Solar photocatalytic mineralization of 2,4-dichlorophenol and mixtures of pesticides: Kinetic model of mineralization

Phytosanitary run off from agricultural fields represents highly disseminated local sources of pollution and corresponds to relatively small volumes which need to be treated (around 5 m3 for a farm of a few tens of hectares). The simplicity, the robustness and the low energy consumption of the solar heterogeneous photocatalytic process make it well adapted to this application. Mineralization of phytosanitary effluent with this solar eco-technology was tested with a solar laboratory set up for a few tens of litres. Feasibility was explored step by step with preliminary solar experiments performed on 2,4-dichlorophenol (DCP) followed by solar mineralization carried out on two representative commercial pesticides and three real phytosanitary waste products which were directly collected from a vineyard area. The total organic carbon profiles showed advanced mineralization but the presence of a threshold must be underlined at about 70% of mineralization yield in the case of the two pesticides as well as for the phytosanitary wastewater.
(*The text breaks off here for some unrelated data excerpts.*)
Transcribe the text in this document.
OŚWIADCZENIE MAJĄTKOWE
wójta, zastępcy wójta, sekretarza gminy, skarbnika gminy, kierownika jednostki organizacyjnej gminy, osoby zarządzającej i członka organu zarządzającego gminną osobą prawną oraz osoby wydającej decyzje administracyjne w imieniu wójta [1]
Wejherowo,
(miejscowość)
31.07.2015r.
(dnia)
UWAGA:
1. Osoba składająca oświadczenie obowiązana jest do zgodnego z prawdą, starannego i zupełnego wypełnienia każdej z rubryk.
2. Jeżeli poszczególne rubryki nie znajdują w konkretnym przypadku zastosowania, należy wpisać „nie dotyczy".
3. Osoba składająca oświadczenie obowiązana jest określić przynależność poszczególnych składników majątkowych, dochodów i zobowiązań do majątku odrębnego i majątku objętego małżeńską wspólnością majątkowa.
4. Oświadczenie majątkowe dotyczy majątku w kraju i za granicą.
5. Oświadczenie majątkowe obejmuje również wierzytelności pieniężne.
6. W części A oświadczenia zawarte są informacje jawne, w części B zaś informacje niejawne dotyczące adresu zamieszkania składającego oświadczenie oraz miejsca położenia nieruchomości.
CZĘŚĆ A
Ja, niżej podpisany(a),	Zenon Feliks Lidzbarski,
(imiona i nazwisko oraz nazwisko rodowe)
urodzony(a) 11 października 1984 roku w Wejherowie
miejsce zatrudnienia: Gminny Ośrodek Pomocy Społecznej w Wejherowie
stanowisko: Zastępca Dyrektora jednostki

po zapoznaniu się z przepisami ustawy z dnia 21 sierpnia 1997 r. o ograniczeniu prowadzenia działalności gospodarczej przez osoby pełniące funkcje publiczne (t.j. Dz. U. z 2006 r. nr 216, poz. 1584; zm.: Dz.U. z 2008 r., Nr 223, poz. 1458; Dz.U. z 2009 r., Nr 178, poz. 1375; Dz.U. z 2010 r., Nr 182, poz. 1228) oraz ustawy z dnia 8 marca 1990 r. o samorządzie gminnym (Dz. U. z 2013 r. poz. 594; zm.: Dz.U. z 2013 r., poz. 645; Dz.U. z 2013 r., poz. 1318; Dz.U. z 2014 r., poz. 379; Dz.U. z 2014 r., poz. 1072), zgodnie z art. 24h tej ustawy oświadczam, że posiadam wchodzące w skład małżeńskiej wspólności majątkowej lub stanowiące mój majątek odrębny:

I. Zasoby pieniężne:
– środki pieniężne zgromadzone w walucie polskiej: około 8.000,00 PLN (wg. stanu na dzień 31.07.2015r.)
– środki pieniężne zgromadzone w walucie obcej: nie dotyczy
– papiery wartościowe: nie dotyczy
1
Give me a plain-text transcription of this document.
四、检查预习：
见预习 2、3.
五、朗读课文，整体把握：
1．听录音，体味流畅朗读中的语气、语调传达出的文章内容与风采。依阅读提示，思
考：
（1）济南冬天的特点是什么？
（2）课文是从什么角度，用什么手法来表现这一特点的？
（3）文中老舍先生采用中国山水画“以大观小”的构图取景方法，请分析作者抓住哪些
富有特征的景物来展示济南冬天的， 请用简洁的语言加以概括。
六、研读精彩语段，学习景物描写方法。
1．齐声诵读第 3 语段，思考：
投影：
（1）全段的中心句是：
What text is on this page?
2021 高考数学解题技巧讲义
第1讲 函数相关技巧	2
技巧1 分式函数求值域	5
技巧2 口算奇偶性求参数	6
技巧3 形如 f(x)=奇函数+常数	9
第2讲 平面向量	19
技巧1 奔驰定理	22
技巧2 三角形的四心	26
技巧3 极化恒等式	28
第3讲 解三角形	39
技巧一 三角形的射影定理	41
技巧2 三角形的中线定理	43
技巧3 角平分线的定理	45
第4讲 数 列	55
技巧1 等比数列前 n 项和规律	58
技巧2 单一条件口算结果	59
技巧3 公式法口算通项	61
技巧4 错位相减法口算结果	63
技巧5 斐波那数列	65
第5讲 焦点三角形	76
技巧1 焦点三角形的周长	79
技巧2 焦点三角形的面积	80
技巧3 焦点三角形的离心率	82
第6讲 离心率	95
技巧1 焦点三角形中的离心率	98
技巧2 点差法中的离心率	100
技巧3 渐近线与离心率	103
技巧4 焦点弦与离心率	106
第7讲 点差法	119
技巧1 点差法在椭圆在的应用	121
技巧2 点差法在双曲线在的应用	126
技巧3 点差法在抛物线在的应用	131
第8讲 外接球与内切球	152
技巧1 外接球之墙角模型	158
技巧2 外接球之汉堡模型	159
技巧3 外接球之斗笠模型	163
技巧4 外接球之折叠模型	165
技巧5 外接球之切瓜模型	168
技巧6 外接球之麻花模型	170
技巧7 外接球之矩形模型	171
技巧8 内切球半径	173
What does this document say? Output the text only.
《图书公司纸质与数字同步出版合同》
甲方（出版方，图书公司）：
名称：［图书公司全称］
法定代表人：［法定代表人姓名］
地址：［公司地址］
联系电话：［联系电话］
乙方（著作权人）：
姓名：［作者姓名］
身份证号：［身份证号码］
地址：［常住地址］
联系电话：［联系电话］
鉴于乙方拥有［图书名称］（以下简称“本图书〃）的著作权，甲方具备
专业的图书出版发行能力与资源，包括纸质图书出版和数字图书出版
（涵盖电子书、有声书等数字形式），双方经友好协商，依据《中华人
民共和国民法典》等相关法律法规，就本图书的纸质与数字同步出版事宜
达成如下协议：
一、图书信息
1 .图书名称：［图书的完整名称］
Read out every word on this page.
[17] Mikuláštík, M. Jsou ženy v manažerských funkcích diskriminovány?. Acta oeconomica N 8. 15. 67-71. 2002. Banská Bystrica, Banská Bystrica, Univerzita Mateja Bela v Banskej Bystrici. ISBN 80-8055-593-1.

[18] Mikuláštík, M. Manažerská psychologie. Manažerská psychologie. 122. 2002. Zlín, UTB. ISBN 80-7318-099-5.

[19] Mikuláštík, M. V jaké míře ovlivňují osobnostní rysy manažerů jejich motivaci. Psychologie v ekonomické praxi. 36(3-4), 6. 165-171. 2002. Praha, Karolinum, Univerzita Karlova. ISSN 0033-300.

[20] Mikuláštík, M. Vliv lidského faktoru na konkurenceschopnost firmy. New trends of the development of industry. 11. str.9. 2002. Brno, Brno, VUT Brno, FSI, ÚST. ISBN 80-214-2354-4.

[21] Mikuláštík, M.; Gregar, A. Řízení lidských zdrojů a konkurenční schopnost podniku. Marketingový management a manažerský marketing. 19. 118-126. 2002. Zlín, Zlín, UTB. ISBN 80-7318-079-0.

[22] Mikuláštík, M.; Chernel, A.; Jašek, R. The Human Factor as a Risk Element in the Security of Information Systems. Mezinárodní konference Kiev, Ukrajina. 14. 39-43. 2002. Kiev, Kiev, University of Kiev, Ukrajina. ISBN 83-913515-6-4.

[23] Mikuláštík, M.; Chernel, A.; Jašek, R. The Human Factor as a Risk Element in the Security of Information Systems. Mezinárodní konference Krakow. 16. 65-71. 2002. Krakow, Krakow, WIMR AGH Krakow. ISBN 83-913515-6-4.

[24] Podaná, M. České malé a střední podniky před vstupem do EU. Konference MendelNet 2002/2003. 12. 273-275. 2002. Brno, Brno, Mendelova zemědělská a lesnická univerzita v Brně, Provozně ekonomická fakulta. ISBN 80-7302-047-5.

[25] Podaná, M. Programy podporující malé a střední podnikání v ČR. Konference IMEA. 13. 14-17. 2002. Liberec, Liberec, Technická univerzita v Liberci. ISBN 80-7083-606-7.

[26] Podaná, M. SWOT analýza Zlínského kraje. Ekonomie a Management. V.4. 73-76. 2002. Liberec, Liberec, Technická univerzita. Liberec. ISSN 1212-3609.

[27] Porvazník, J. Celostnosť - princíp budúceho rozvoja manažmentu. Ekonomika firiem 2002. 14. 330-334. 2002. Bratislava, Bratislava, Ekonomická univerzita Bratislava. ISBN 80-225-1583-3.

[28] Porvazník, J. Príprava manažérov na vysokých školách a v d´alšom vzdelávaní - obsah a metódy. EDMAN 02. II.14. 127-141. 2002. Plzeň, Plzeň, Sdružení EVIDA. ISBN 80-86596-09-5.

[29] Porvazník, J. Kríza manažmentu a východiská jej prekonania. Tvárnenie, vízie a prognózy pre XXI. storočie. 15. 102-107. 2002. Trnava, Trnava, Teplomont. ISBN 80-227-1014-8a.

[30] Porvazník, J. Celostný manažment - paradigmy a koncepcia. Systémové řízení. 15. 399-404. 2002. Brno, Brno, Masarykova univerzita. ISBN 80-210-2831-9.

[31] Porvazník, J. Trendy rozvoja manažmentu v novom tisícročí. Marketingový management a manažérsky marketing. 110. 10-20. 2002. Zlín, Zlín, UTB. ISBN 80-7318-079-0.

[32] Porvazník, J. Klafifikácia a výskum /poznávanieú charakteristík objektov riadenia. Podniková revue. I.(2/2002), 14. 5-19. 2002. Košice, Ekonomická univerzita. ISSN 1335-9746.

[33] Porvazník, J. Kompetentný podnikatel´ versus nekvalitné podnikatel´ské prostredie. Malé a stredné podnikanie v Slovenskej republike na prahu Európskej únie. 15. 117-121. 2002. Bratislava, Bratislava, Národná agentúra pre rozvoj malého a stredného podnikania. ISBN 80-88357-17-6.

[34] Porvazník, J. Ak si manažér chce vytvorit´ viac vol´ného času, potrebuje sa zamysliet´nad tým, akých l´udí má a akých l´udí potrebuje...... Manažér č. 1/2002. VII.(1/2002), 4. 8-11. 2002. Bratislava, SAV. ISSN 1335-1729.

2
A complementary eco-toxicity measurement demonstrated that this threshold is not penalizing regarding the detoxification performance. The kinetic law of mineralization, taking into account the discontinuous solar UV irradiation developed and validated for DCP, was applied with success to the commercial solutions and the wastewater from agricultural activities. Scaling up of the process based on the validated kinetics associated with solar data leads to an annual treatment capacity of 3.5 m3 for a reactor surface of 1 m2.

► Solar photocatalytic test-bench designed. ► We model the mineralization of 2,4-dichlorophenol. ► The model is applied with success to commercial pesticide solutions and agricultural effluents. ► Tests on aquatic eco-toxicity reveal a complete elimination of the toxicity.